Meir Margalit, un israelí atípico

Su agradale acento argentino recubre palabras sinceras desde la primera vez que lo ví. Menudo, luchador incansable, caballeroso, valiente, Meir Margalit es un israelí anómalo. Condena con rotundidad la política israelí de ocupación y opresión. Desde su puesto de miembro del pleno del ayuntamiento de Al Quds (Jerusalem) por Meretz -único partido de la izquierda israelí- y de miembro del Comité israelí contra la demolición de casas (ICAHD), Meir pelea a diario para frenar a desarabización de Al Quds (Jerusalem) y para que miles de palestinos de Al Quds no se queden sin casa injustamente.

Cada mes hipoteca su sueldo, entregándolo por adelantado al ICAHD para que sus proyectos puedan seguir adelante. Cuando la municipalidad de Jerusalem decide demoler una casa palestina, el ICAH se desplaza a la zona, y se pone delante de los bulldozers para evitar la expropiación ilegítima, que viola los principios más básicos del derecho de propiedad que con tanta asiduidad se bendice en Occidente. En Al Quds las casas palestinas son demolidas con órdenes municipales de lo más banales, siendo el objetivo último crear asentamientos israelís en Al Quds oriental.

El pasado mes de julio tuve ocasión de pasar 2 días con Meir. Por desgracia, esos días el ayuntamiento de Al Quds había decidido desafiar la política de Obama y continuar las demoliciones de casas, que llevaban paradas desde la visita de Hillary Clinton. El teléfono de Meir no dejó de sonar ni un instante, y estuvímos moviéndonos de punta a punta de Al Quds todo el tiempo, viendo las tropelías que se cometen en los barrios palestinos. Es admirable ver cómo Meir conoce cada rincón de la ciudad, cada asentamiento de la parte vieja, cada persona... No es concebible algo así en un concejal de nuestro país, que además sólo busca disminuir el sufrimiento de quienes viven con la incertidumbre eterna, de saber cuándo será demolida su casa.

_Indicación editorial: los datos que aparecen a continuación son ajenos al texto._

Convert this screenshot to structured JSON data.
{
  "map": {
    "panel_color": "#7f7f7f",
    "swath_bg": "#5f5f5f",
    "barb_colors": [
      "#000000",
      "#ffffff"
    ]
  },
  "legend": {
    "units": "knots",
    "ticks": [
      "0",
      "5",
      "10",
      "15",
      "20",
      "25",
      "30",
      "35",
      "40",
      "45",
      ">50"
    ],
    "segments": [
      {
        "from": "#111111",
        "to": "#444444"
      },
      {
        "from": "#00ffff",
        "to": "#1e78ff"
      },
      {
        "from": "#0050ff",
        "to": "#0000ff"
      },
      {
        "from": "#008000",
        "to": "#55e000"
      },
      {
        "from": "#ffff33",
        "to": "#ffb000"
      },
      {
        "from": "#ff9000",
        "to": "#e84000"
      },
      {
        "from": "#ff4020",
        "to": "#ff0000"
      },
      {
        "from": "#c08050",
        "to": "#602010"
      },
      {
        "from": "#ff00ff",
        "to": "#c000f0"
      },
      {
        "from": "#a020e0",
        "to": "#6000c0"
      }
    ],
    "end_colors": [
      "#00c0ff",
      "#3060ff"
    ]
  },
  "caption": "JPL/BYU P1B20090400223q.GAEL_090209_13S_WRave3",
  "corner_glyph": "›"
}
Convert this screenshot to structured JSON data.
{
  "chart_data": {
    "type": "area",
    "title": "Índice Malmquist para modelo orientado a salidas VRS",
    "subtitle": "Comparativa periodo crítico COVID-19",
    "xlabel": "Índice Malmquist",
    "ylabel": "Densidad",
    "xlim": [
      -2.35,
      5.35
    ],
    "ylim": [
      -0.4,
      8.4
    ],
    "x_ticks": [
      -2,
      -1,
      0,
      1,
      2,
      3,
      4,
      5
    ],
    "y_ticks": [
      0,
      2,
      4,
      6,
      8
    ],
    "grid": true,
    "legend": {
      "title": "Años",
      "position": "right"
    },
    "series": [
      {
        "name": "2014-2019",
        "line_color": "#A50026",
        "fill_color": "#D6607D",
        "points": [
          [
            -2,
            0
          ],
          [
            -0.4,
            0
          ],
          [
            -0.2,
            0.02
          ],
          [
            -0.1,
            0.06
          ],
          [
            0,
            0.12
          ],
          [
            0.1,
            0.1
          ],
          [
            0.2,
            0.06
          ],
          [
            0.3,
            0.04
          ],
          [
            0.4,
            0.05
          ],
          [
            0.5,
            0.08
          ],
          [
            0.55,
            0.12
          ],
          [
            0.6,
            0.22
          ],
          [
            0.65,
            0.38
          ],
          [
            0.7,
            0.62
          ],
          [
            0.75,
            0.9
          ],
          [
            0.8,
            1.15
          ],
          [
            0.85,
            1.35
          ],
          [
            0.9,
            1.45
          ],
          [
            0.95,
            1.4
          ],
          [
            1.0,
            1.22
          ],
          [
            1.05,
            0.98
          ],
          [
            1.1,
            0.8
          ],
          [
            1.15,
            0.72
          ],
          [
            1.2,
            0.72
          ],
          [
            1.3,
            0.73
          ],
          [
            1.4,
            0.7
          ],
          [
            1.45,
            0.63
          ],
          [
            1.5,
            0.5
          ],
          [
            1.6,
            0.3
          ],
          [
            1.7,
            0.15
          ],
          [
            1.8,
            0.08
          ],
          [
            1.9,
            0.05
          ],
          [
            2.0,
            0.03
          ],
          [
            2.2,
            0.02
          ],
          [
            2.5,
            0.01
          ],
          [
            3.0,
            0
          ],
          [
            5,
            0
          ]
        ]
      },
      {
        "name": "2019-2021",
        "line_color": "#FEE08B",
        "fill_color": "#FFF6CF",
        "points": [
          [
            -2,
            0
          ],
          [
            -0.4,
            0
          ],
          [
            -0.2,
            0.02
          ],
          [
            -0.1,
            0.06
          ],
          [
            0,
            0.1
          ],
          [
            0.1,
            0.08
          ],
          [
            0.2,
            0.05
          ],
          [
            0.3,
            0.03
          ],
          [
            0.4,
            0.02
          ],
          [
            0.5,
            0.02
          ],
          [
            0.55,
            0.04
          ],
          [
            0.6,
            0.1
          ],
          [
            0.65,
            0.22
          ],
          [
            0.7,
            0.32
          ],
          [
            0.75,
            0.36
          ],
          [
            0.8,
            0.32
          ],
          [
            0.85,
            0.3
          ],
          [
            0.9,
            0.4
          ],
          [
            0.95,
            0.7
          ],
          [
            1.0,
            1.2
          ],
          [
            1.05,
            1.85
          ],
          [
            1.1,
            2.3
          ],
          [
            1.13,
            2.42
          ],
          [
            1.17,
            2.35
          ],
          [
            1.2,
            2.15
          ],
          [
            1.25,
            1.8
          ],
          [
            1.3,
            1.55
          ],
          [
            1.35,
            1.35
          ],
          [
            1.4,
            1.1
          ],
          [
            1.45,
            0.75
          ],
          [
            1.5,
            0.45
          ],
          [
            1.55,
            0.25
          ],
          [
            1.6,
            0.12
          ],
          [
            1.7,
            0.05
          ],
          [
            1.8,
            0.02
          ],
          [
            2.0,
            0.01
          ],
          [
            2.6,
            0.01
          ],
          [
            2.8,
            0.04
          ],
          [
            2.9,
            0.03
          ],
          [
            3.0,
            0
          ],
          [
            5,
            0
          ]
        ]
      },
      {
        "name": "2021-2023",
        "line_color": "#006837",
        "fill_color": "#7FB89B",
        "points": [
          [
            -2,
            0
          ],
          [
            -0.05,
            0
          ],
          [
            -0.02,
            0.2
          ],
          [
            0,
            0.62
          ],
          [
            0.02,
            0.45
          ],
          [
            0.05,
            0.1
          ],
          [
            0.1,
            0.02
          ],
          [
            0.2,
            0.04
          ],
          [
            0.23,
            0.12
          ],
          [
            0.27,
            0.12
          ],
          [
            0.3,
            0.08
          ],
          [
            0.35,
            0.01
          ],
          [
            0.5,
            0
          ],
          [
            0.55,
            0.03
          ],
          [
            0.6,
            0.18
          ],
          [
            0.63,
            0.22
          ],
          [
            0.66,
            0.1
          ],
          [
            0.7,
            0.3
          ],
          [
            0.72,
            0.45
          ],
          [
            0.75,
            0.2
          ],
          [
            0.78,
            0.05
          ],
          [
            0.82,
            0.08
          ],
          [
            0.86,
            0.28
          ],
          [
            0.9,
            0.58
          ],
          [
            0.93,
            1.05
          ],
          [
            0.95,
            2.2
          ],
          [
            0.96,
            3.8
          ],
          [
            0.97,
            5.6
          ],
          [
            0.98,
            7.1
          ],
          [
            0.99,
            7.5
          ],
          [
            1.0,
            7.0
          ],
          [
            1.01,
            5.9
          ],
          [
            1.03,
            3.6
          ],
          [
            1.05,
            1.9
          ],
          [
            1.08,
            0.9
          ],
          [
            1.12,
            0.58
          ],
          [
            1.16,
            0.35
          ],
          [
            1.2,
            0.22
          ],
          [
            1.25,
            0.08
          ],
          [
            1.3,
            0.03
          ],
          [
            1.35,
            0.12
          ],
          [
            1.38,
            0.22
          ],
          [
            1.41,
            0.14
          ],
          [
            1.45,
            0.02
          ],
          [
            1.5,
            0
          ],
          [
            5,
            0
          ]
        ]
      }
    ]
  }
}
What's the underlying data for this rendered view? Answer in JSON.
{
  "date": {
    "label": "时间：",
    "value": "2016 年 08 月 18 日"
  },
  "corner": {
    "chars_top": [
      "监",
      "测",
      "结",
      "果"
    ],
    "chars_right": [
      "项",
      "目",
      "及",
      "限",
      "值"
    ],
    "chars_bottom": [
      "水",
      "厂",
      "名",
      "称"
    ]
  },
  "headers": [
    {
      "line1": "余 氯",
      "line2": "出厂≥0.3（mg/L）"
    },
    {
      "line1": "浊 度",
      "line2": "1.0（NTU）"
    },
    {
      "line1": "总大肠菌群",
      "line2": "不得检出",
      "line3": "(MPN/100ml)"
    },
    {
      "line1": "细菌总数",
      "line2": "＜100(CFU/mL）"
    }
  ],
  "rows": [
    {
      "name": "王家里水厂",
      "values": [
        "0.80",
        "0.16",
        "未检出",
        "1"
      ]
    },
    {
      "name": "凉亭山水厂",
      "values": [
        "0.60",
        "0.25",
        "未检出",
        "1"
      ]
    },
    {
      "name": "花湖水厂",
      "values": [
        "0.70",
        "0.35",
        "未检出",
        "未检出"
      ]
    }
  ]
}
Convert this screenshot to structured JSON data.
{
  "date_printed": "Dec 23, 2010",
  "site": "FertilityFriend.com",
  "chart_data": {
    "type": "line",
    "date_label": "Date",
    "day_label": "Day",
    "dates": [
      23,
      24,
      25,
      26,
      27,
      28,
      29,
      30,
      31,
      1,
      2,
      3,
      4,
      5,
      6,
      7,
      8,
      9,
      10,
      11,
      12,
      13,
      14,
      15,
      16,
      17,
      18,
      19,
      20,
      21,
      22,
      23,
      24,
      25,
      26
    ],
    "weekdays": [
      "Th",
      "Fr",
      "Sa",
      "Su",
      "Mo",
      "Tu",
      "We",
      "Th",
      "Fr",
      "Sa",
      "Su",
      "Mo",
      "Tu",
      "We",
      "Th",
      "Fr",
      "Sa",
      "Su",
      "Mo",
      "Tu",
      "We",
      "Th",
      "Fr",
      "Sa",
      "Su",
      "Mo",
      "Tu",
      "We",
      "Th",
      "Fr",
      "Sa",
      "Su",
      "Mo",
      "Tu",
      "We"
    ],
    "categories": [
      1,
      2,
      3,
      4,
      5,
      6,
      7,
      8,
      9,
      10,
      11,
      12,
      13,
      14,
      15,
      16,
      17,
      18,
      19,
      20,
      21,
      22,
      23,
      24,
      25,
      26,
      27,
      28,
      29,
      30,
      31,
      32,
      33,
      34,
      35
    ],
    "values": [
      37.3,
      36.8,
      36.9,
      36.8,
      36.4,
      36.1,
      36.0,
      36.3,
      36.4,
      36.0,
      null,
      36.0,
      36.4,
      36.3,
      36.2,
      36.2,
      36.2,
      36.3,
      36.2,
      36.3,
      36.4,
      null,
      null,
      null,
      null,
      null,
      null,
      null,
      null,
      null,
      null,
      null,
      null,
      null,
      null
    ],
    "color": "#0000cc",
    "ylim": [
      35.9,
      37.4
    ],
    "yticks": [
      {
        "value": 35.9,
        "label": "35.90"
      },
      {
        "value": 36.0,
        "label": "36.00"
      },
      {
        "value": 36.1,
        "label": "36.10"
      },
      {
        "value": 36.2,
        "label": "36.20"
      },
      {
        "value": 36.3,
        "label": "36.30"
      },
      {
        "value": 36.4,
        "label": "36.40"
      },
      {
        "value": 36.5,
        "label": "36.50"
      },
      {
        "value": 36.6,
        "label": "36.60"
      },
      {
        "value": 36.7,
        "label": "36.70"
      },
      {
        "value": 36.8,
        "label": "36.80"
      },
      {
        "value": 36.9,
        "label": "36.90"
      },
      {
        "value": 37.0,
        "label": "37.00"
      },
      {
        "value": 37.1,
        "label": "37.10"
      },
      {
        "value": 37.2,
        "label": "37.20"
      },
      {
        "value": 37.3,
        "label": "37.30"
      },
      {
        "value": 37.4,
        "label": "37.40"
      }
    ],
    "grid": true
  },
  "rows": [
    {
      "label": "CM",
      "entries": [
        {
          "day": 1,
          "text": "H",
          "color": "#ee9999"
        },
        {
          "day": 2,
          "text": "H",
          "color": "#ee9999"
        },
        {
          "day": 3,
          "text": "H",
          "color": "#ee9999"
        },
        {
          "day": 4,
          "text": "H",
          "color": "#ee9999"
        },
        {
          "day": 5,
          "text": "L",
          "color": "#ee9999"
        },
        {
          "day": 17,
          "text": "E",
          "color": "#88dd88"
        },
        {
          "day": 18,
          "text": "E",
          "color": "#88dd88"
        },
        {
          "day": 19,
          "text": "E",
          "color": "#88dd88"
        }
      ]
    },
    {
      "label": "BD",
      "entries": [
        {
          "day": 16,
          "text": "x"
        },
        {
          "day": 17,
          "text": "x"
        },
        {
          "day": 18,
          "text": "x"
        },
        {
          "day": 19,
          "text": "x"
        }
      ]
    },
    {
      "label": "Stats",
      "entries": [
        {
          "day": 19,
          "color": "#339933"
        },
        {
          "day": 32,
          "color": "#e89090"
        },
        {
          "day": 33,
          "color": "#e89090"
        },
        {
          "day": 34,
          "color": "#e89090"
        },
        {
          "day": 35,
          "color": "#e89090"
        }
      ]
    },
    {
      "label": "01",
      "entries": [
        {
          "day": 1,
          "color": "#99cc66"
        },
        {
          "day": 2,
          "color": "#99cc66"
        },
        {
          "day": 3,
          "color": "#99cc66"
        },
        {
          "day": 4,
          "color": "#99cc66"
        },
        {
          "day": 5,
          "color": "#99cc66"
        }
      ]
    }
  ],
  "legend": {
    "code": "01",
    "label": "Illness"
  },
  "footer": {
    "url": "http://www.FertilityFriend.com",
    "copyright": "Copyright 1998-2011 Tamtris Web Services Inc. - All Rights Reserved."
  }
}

Por desgracia, Meir Margalit es un israelí atípico. Meretz tiene sólo 3 miembros en el pleno del ayuntamiento de Al Quds. El ICAHD vive del respaldo de la cooperación internacional, con importante financiación española. Es necesario multiplicar los esfuerzos económicos y la presión política de la sociedad civil internacional, para tratar de fortalecer las asociaciones israelís que quieren la paz. De lo contrario, desaparecerán y no habrá oposición política ni ciudadana en Israel.

Querido lector, ya puede olvidarse de estas "chungas movidas" de israelís y palestinos, que estamos en agosto y en España se está muy bien. No hay que amargarse. Disfrute de su café.